Page 113 of Manhattan State of Mind
He exhales heavily, his breath mingling with the steam rising around us. “Okay, okay. But I want to see you again, in New York. Not just at work.”
My heart goes full Usain Bolt. “You do?”
“Of course I do,” he says with a smile, droplets clinging to his eyelashes.
“But why?”
“Why? Who asks ‘why’?”
I return his jest with a serious look. “Honestly, JP. I’m not naive. You have it all. Billions, looks that would make a nun reconsider, and, of course, that big, beautiful dick. You could have any woman you want. I’m not saying I’m ugly,” I tell him. “But I’ve got a healthy amount of self-awareness. There’s a reason why I’m not America’s next top model, and I’m fine with that.”
“Hey, I don’t want to hear you putting yourself down, sweetheart,” he says, his tone serious. When I nod, he grins and adds, “So my wealth and my… ‘assets’ are my best qualities? And here I thought my charm might be a winning factor.” He chuckles, the sound echoing around the shower.

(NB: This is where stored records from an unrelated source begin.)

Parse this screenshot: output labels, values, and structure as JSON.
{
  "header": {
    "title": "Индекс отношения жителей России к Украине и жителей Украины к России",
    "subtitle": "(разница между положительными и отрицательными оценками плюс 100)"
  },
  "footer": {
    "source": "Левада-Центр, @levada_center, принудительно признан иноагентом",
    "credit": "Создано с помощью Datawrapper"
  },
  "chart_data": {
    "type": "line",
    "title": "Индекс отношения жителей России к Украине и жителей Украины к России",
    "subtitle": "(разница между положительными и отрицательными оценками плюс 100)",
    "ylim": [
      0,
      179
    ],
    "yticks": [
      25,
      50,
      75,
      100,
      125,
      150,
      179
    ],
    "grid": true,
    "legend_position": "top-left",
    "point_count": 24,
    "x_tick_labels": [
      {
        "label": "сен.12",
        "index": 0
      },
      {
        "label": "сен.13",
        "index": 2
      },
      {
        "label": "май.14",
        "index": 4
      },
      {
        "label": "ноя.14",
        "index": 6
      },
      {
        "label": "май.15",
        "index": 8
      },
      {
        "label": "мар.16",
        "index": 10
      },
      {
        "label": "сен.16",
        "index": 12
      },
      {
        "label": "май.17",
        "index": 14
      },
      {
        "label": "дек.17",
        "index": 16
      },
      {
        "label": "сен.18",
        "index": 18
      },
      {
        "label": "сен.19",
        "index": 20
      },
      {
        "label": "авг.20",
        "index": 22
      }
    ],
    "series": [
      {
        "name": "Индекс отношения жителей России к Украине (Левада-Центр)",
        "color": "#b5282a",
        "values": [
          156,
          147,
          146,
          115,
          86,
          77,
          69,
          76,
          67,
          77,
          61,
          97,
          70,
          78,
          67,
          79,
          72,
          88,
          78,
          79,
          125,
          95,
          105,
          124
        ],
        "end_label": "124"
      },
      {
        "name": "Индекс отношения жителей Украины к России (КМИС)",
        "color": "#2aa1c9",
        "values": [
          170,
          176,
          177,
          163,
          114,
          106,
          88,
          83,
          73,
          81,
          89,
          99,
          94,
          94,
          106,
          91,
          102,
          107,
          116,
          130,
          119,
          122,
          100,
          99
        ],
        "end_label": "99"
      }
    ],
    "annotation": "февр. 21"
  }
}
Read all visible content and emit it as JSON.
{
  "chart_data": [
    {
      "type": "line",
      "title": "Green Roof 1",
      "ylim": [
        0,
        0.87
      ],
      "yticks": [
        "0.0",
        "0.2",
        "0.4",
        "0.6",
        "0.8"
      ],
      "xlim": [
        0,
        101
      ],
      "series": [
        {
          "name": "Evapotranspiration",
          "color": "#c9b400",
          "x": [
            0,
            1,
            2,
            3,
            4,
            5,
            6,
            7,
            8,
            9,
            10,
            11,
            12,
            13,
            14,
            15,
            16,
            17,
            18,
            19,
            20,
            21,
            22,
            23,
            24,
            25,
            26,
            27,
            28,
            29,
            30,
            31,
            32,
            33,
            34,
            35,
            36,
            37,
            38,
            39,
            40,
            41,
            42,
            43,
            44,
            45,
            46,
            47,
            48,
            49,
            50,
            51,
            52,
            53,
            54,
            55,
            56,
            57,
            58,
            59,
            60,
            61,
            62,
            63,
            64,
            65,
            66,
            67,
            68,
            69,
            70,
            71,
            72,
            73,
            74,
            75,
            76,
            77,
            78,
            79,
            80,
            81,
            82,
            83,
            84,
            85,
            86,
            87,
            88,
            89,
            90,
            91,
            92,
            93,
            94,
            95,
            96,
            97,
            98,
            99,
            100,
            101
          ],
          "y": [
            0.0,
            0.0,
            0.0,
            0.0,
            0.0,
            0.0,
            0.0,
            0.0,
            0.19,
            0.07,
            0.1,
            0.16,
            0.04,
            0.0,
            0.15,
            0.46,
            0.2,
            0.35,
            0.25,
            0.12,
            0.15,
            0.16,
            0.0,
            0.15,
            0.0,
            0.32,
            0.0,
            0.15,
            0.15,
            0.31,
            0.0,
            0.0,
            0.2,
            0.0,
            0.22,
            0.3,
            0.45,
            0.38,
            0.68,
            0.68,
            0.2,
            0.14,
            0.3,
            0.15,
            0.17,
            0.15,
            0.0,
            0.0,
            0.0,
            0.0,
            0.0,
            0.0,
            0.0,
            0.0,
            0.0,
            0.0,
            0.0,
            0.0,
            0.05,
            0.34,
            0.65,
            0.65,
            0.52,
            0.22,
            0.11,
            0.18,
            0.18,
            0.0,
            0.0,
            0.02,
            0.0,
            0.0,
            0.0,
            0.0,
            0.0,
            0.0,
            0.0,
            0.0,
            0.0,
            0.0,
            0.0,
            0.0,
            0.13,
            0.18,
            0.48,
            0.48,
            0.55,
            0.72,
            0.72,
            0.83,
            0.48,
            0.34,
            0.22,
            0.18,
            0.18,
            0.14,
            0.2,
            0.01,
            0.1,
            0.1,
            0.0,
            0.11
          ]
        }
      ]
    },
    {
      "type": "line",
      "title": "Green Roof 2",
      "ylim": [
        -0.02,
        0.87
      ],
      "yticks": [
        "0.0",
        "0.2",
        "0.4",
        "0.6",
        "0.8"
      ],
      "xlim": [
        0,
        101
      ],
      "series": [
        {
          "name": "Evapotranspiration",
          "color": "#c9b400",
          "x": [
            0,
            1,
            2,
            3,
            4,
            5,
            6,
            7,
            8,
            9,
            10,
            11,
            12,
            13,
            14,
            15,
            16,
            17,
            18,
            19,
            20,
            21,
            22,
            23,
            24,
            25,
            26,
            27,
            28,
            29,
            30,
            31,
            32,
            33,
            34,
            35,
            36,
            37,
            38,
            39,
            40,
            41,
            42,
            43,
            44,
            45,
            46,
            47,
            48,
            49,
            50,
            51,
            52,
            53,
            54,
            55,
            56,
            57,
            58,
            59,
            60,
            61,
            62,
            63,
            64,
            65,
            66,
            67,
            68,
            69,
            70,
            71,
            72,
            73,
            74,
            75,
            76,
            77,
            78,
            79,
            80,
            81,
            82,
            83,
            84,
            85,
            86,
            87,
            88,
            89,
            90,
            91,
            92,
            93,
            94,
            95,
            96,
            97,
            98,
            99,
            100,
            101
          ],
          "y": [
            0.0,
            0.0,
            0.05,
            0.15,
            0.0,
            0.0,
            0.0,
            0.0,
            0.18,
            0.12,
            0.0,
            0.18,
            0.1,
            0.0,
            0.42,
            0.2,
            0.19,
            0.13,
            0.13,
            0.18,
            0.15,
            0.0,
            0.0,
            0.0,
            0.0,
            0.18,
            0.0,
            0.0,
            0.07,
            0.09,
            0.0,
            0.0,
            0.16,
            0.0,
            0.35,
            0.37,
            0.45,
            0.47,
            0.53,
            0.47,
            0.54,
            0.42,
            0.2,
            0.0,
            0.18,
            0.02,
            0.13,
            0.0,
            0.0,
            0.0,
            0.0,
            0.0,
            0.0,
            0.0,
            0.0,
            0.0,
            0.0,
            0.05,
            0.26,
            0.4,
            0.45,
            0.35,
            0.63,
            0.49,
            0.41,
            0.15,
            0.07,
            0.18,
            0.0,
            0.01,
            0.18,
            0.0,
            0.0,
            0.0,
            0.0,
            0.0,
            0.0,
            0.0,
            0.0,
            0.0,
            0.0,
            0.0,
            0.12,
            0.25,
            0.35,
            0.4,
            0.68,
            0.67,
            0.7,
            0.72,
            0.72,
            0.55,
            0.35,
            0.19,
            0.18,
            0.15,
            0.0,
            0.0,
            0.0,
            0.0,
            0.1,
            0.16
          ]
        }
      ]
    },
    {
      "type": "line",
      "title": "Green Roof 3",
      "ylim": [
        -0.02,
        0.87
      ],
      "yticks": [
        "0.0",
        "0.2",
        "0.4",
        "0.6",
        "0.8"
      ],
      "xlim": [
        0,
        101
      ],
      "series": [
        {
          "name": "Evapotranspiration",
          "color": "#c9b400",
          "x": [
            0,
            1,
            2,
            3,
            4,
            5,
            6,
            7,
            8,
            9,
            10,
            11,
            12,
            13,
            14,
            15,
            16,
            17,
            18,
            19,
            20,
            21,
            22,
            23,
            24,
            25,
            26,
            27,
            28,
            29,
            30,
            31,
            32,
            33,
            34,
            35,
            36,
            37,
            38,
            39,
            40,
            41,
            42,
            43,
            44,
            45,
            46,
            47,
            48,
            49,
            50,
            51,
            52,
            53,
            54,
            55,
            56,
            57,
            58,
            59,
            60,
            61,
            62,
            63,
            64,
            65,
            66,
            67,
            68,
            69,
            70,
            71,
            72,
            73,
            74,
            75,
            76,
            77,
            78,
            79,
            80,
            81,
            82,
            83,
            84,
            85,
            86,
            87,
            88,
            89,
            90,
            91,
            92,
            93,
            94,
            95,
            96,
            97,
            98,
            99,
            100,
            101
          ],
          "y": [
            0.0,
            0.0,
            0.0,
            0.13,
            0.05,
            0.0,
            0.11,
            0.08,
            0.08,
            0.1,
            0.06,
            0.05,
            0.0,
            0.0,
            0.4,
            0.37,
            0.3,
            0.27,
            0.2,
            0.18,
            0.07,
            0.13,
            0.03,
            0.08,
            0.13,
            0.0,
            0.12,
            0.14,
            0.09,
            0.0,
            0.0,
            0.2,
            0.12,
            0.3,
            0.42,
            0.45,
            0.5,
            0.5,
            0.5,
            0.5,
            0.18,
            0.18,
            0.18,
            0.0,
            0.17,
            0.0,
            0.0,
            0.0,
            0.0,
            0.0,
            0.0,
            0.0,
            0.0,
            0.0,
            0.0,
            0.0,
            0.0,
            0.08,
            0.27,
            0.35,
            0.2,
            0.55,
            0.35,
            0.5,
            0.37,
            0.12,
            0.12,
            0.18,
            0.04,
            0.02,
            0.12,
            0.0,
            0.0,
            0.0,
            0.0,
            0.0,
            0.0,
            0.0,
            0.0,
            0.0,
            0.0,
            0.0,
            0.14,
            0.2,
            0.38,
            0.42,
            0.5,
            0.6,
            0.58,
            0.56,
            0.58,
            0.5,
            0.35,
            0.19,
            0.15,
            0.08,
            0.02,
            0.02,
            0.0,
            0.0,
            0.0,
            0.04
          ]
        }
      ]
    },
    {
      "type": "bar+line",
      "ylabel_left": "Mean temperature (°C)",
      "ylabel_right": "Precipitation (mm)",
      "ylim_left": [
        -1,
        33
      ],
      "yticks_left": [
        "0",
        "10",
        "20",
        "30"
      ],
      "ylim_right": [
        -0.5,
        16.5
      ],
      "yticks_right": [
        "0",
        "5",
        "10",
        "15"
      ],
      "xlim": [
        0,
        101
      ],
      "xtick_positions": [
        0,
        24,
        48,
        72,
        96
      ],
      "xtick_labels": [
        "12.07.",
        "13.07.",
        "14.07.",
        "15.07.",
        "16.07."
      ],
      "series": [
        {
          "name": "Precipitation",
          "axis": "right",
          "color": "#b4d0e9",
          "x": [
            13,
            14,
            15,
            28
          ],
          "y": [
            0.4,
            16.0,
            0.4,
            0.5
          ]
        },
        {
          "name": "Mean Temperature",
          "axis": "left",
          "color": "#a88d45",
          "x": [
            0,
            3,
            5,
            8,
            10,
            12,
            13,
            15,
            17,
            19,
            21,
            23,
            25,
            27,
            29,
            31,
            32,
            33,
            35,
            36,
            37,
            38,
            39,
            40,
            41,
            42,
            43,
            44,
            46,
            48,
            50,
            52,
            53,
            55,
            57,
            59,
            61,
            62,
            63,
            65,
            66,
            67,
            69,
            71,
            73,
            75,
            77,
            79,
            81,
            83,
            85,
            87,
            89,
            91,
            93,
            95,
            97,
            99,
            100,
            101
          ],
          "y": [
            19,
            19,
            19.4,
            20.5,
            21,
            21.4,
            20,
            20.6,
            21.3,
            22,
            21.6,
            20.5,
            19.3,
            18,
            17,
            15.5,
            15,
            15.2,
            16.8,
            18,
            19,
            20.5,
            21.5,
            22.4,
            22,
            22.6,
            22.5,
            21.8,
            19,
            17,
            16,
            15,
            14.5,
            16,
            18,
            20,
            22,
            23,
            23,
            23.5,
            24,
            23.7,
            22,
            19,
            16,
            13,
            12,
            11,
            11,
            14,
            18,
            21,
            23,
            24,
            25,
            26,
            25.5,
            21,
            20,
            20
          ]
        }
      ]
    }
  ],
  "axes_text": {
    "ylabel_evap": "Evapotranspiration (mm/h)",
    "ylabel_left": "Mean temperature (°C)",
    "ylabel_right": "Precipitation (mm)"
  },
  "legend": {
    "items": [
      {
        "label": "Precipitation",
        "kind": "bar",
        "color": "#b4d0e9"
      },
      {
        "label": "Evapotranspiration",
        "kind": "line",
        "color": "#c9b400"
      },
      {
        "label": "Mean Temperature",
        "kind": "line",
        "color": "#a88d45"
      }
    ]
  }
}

Something about the sound makes me jolt.
It’s a jolt when you knock your funny bone and there’s a white-hot flare shooting through your nerves. It’s intense, startling, a strange mix of pain and surprise, and you don’t quite know why you want to cry.
Was that even real? Did he just laugh or was that in my head?
“Lucy.” JP is looking at me. “What is it?”
“What?” I gape at him. “Nothing.”
That was weird, like déjà vu. Like I had with smarmy Derek this evening.
“You sure?”
“Just the champagne talking. I’m good.” I give him a smile to reassure him. “And yes, your charm is pretty incredible too, except when you’re being a slave driver with deadlines.”
His demeanor changes, his gaze softening. His hand cradles my face, his thumb tracing my jaw. “You really don’t get it, do you?” he murmurs.
“Get what?”
“I want you, Lucy. Just you.”
Before I can react, he reels me in for a kiss that blows every other kiss I’ve ever had out of the water. It’s the kind of kiss that changes things, that forever shakes up your world.
And in that electrifying moment, one terrifying truth crash-lands: I’ve fallen. Fallen hard and fast. And there’s no safety net in sight.
THIRTY
Lucy
Here we go again. The familiar scene begins to play once again. I’m little Lucy, my childhood home a backdrop, fingers itching to stroke Buddy through the faded picket fence.
Buddy’s dark, clouded eyes meet mine, and a ripple of unease courses through me. Uncertainty gnaws at me: will he greet me with a wagging tail or teeth bared?
His paws rake against the ground, like he’s in some unseen agony. It’s an unsettling echo of reality, a déjà vu I can’t quite place.
I want to reach out to him, comfort him, but I’m scared of getting hurt.
Summoning my courage, I slide my fingers through the gaps in the fence. And just like that, Buddy becomes the good boy, succumbing to my touch, and I breathe easy. He whines and leans into my strokes.
But then Buddy’s playful growl morphs into something out of a Stephen King novel.
And then, bam! The bite. Pain, like slamming my fingers in a car door, only worse. I open my mouth to scream, but all that emerges is a mousey squeak.
My tears, hot and salty, race down my cheeks. I should have trusted my instinct. He lured me in and gained my trust, only to throw it back in my face.